Saturday, February 2, 2013

Don't ever forget

Those black and white pictures, old memories etched in paper,so fragile. Images of places long gone and people that soon will be forgotten, What isn't remembered is as good as dead.

memories


Just finished unpacking my house of over twenty years, what a strange experience. We did not live in it for the past ten years so opening the door to the room, where all our belonging were stored, such a long time ago, was literally walking back into the past.

A wall to ceiling boxes taped shut and labeled very hurriedly, and somewhat carelessly, with titles like 'stuff' or' miscellaneous'. This was an enormous task that had to be finished within a month and watered down to only few boxes of real valuables.

What is valuable is not a small question to answer. Is it my daughters' baby clothes that I kept all those years, so small and crumbled and yellowing? Or maybe the boxes and boxes of toys and plush animals, so dear to our hearts at the time. And my books, so many books, collected with much love over the years.

"You don't need the physical evidence of something that you really like" I tell myself firmly in an effort to quiet the voices screaming "no...Don’t throw me!!!"

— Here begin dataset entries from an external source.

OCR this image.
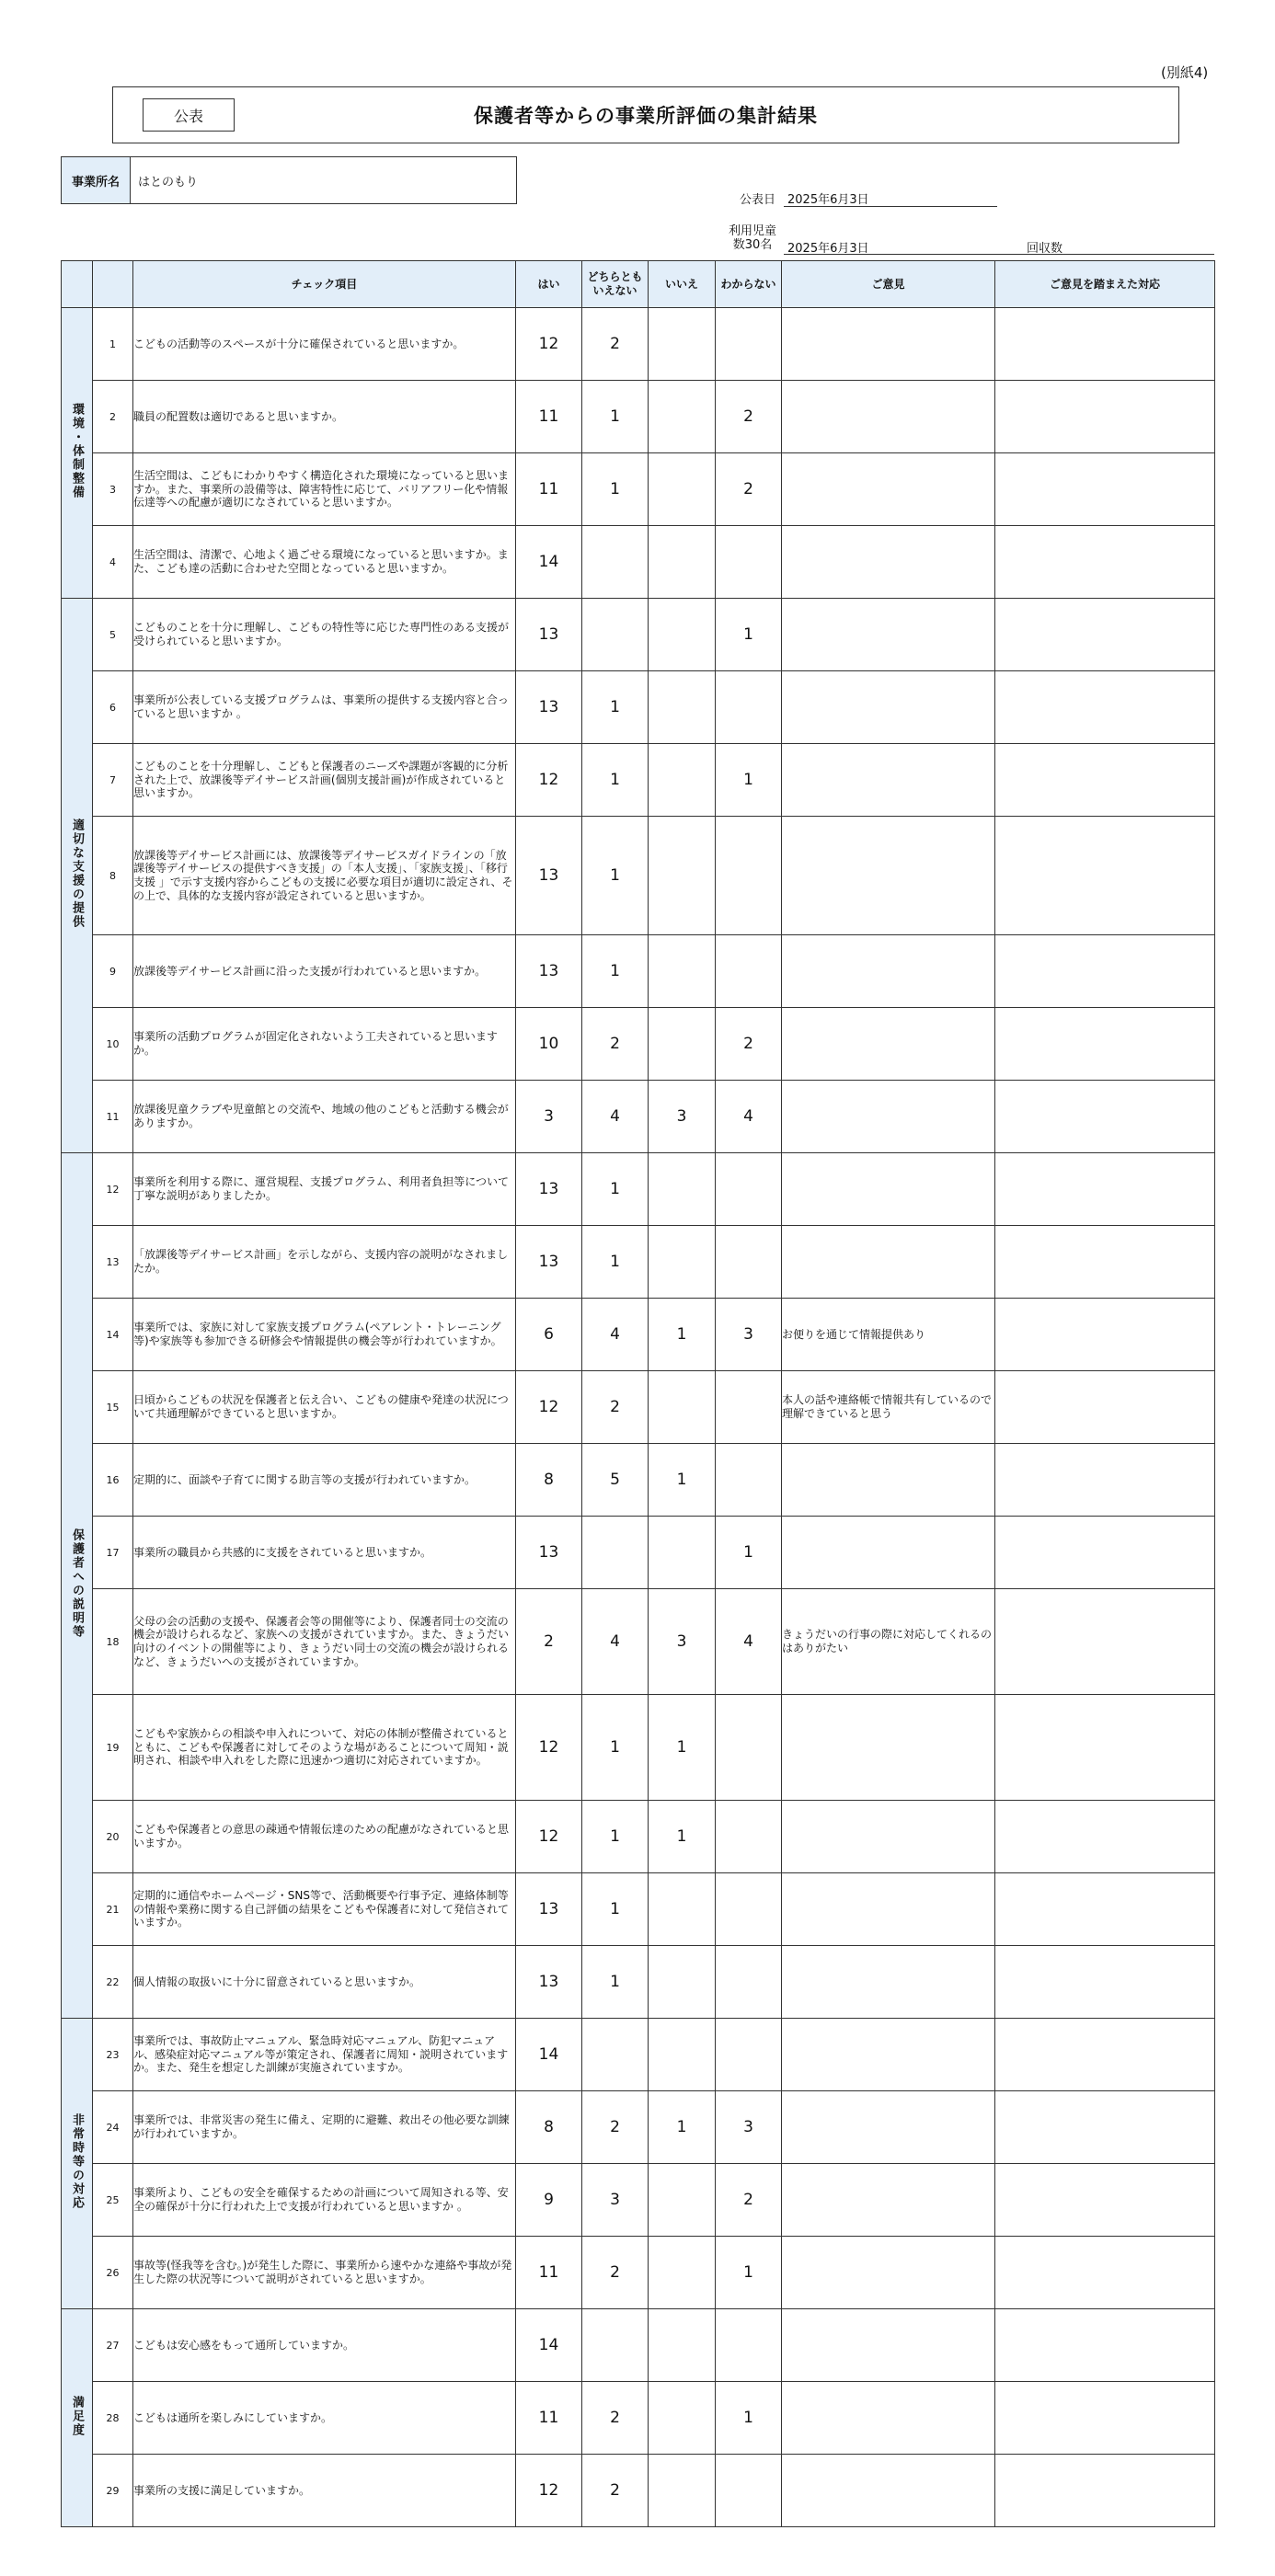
(別紙4)
保護者等からの事業所評価の集計結果
公表
事業所名	はとのもり
公表日 2025年6月3日
利用児童
数30名	2025年6月3日	回収数
		チェック項目	はい	どちらとも
いえない	いいえ	わからない	ご意見	ご意見を踏まえた対応
環境・体制整備	1	こどもの活動等のスペースが十分に確保されていると思いますか。	12	2				
	2	職員の配置数は適切であると思いますか。	11	1		2		
	3	生活空間は、こどもにわかりやすく構造化された環境になっていると思いますか。また、事業所の設備等は、障害特性に応じて、バリアフリー化や情報伝達等への配慮が適切になされていると思いますか。	11	1		2		
	4	生活空間は、清潔で、心地よく過ごせる環境になっていると思いますか。また、こども達の活動に合わせた空間となっていると思いますか。	14					
適切な支援の提供	5	こどものことを十分に理解し、こどもの特性等に応じた専門性のある支援が受けられていると思いますか。	13			1		
	6	事業所が公表している支援プログラムは、事業所の提供する支援内容と合っていると思いますか 。	13	1				
	7	こどものことを十分理解し、こどもと保護者のニーズや課題が客観的に分析された上で、放課後等デイサービス計画(個別支援計画)が作成されていると思いますか。	12	1		1		
	8	放課後等デイサービス計画には、放課後等デイサービスガイドラインの「放課後等デイサービスの提供すべき支援」の「本人支援」、「家族支援」、「移行支援 」で示す支援内容からこどもの支援に必要な項目が適切に設定され、その上で、具体的な支援内容が設定されていると思いますか。	13	1				
	9	放課後等デイサービス計画に沿った支援が行われていると思いますか。	13	1				
	10	事業所の活動プログラムが固定化されないよう工夫されていると思いますか。	10	2		2		
	11	放課後児童クラブや児童館との交流や、地域の他のこどもと活動する機会がありますか。	3	4	3	4		
保護者への説明等	12	事業所を利用する際に、運営規程、支援プログラム、利用者負担等について丁寧な説明がありましたか。	13	1				
	13	「放課後等デイサービス計画」を示しながら、支援内容の説明がなされましたか。	13	1				
	14	事業所では、家族に対して家族支援プログラム(ペアレント・トレーニング等)や家族等も参加できる研修会や情報提供の機会等が行われていますか。	6	4	1	3	お便りを通じて情報提供あり	
	15	日頃からこどもの状況を保護者と伝え合い、こどもの健康や発達の状況について共通理解ができていると思いますか。	12	2			本人の話や連絡帳で情報共有しているので理解できていると思う	
	16	定期的に、面談や子育てに関する助言等の支援が行われていますか。	8	5	1			
	17	事業所の職員から共感的に支援をされていると思いますか。	13			1		
	18	父母の会の活動の支援や、保護者会等の開催等により、保護者同士の交流の機会が設けられるなど、家族への支援がされていますか。また、きょうだい向けのイベントの開催等により、きょうだい同士の交流の機会が設けられるなど、きょうだいへの支援がされていますか。	2	4	3	4	きょうだいの行事の際に対応してくれるのはありがたい	
	19	こどもや家族からの相談や申入れについて、対応の体制が整備されているとともに、こどもや保護者に対してそのような場があることについて周知・説明され、相談や申入れをした際に迅速かつ適切に対応されていますか。	12	1	1			
	20	こどもや保護者との意思の疎通や情報伝達のための配慮がなされていると思いますか。	12	1	1			
	21	定期的に通信やホームページ・SNS等で、活動概要や行事予定、連絡体制等の情報や業務に関する自己評価の結果をこどもや保護者に対して発信されていますか。	13	1				
	22	個人情報の取扱いに十分に留意されていると思いますか。	13	1				
非常時等の対応	23	事業所では、事故防止マニュアル、緊急時対応マニュアル、防犯マニュアル、感染症対応マニュアル等が策定され、保護者に周知・説明されていますか。また、発生を想定した訓練が実施されていますか。	14					
	24	事業所では、非常災害の発生に備え、定期的に避難、救出その他必要な訓練が行われていますか。	8	2	1	3		
	25	事業所より、こどもの安全を確保するための計画について周知される等、安全の確保が十分に行われた上で支援が行われていると思いますか 。	9	3		2		
	26	事故等(怪我等を含む。)が発生した際に、事業所から速やかな連絡や事故が発生した際の状況等について説明がされていると思いますか。	11	2		1		
満足度	27	こどもは安心感をもって通所していますか。	14					
	28	こどもは通所を楽しみにしていますか。	11	2		1		
	29	事業所の支援に満足していますか。	12	2				
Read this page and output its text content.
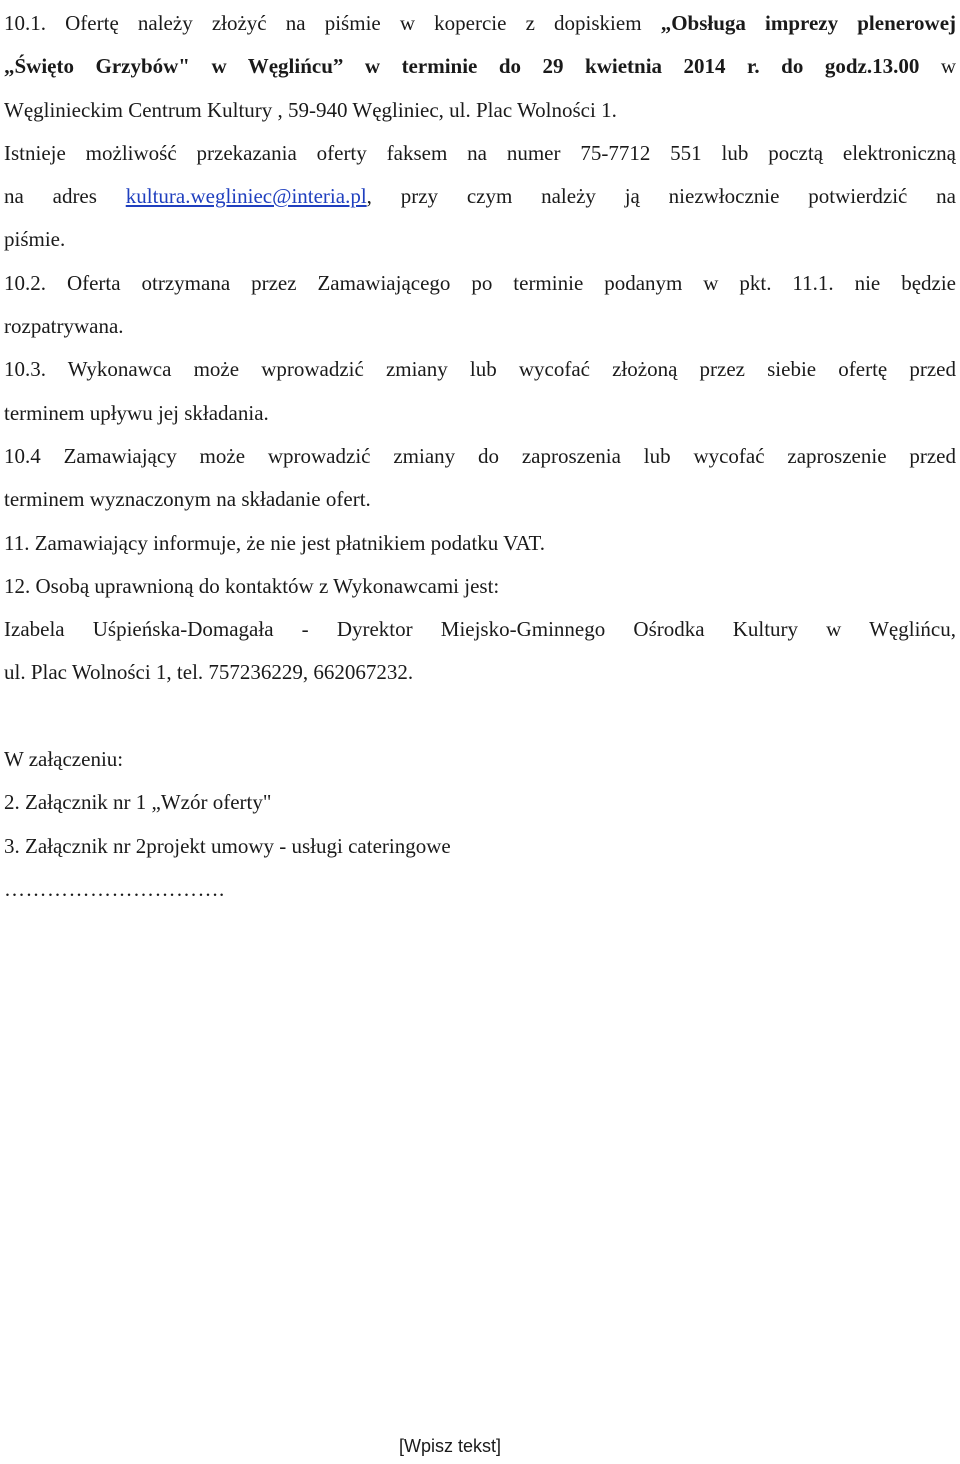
10.1. Ofertę należy złożyć na piśmie w kopercie z dopiskiem „Obsługa imprezy plenerowej
„Święto Grzybów" w Węglińcu” w terminie do 29 kwietnia 2014 r. do godz.13.00 w
Węglinieckim Centrum Kultury , 59-940 Węgliniec, ul. Plac Wolności 1.
Istnieje możliwość przekazania oferty faksem na numer 75-7712 551 lub pocztą elektroniczną
na adres kultura.wegliniec@interia.pl, przy czym należy ją niezwłocznie potwierdzić na
piśmie.
10.2. Oferta otrzymana przez Zamawiającego po terminie podanym w pkt. 11.1. nie będzie
rozpatrywana.
10.3. Wykonawca może wprowadzić zmiany lub wycofać złożoną przez siebie ofertę przed
terminem upływu jej składania.
10.4 Zamawiający może wprowadzić zmiany do zaproszenia lub wycofać zaproszenie przed
terminem wyznaczonym na składanie ofert.
11. Zamawiający informuje, że nie jest płatnikiem podatku VAT.
12. Osobą uprawnioną do kontaktów z Wykonawcami jest:
Izabela Uśpieńska-Domagała - Dyrektor Miejsko-Gminnego Ośrodka Kultury w Węglińcu,
ul. Plac Wolności 1, tel. 757236229, 662067232.
W załączeniu:
2. Załącznik nr 1 „Wzór oferty"
3. Załącznik nr 2projekt umowy - usługi cateringowe
………………………….
[Wpisz tekst]
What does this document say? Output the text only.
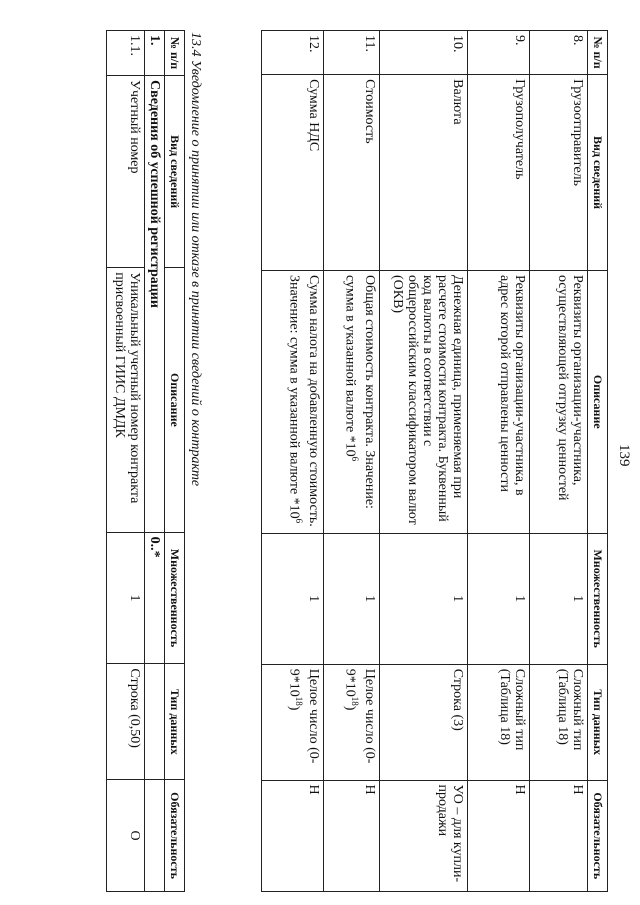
139
№ п/п	Вид сведений	Описание	Множественность	Тип данных	Обязательность
8.	Грузоотправитель	Реквизиты организации-участника, осуществляющей отгрузку ценностей	1	Сложный тип (Таблица 18)	Н
9.	Грузополучатель	Реквизиты организации-участника, в адрес которой отправлены ценности	1	Сложный тип (Таблица 18)	Н
10.	Валюта	Денежная единица, применяемая при расчете стоимости контракта. Буквенный код валюты в соответствии с общероссийским классификатором валют (ОКВ)	1	Строка (3)	УО – для купли-продажи
11.	Стоимость	Общая стоимость контракта. Значение: сумма в указанной валюте $*10^6$	1	Целое число $(0-9*10^{18})$	Н
12.	Сумма НДС	Сумма налога на добавленную стоимость. Значение: сумма в указанной валюте $*10^6$	1	Целое число $(0-9*10^{18})$	Н
13.4 Уведомление о принятии или отказе в принятии сведений о контракте
№ п/п	Вид сведений	Описание	Множественность	Тип данных	Обязательность
1.	Сведения об успешной регистрации		0..*		
1.1.	Учетный номер	Уникальный учетный номер контракта присвоенный ГИИС ДМДК	1	Строка (0,50)	О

Pictures, how can I throw away pictures? My old diaries, my kids’ birthday cards to me, their notebooks from first grade, and their drawings from kindergarten. I keep moving the boxes from here to there, piling items in neat little piles and then pulling them out, I even catch myself arranging them back on shelves for the new people. I know I can't take them all, I know I can't leave them either, don't they have a soul, part of my soul?

Friday, February 1, 2013

More on humor/ my mother's cooking



My mothers’ kitchen

 

 
Until the day I met my husband I was convinced that my mother was an excellent cook. Our culinary menu at home was a mixture of Austrian and Hungarian dishes, she brought from her parent’s home, combined with new inventions she introduced continuously. If there’s anything, I learned from her about cooking is not to be intimidated by new tastes, colors and unique food combinations.

That was also the common view in my extended family. Whenever my aunts, uncles and cousins came to visit they all marveled at her cooking, and baking, but mostly her sense of innovation and boldness at trying new things.

I have some fond memories of helping her creating her dishes, rolling out and cutting the dough for a special dish she made of boiled dumplings, dipped in bread crumbs and sugar. Filling Hanukkah donuts with sweet red jelly, sweet cheese balls, and my all time favorite, a spicy cheese dip I could never reconstruct in later years, even though I have the exact recipe in my hands.

My husband came from the US and his favorite all time story is how he always thought, until he came to Israel, that vegetables came from a can. Yet he had the audacity to vocally and outwardly dislike my mothers’ cooking and declare it not appetizing and odd.

When we got married, I had to make a choice. And following the words of the bible (Genesis 2:24)” Therefore shall a man leave his father and his mother, and shall join to his wife…” I believed that as a devoted wife, I too had the duty to stick with him and accept his taste in food. But being my mother daughter I still felt some loyalty, and deep fondness, to her cooking and the home flavors.

Over the years I gradually reintroduced back my childhood favorite dishes, some with my own minor modifications, to make them more palatable, to my own family. It turned out to be a success, not only did my husband learn to like many of them, they become a constant part of our menu to the point that my own daughters, now living independently, call me for instructions on how to prepare certain dishes, or ask me to make them on their visits home.

And so even though my husband keeps repeating the old script, in family gathering, how my mother couldn’t cook, the cold facts are that he eats my dishes, which are really her dishes. I wonder what my mother will say if she would still be with us and it makes me smile. So often things are not what they seem, and our food connection is just one small proof.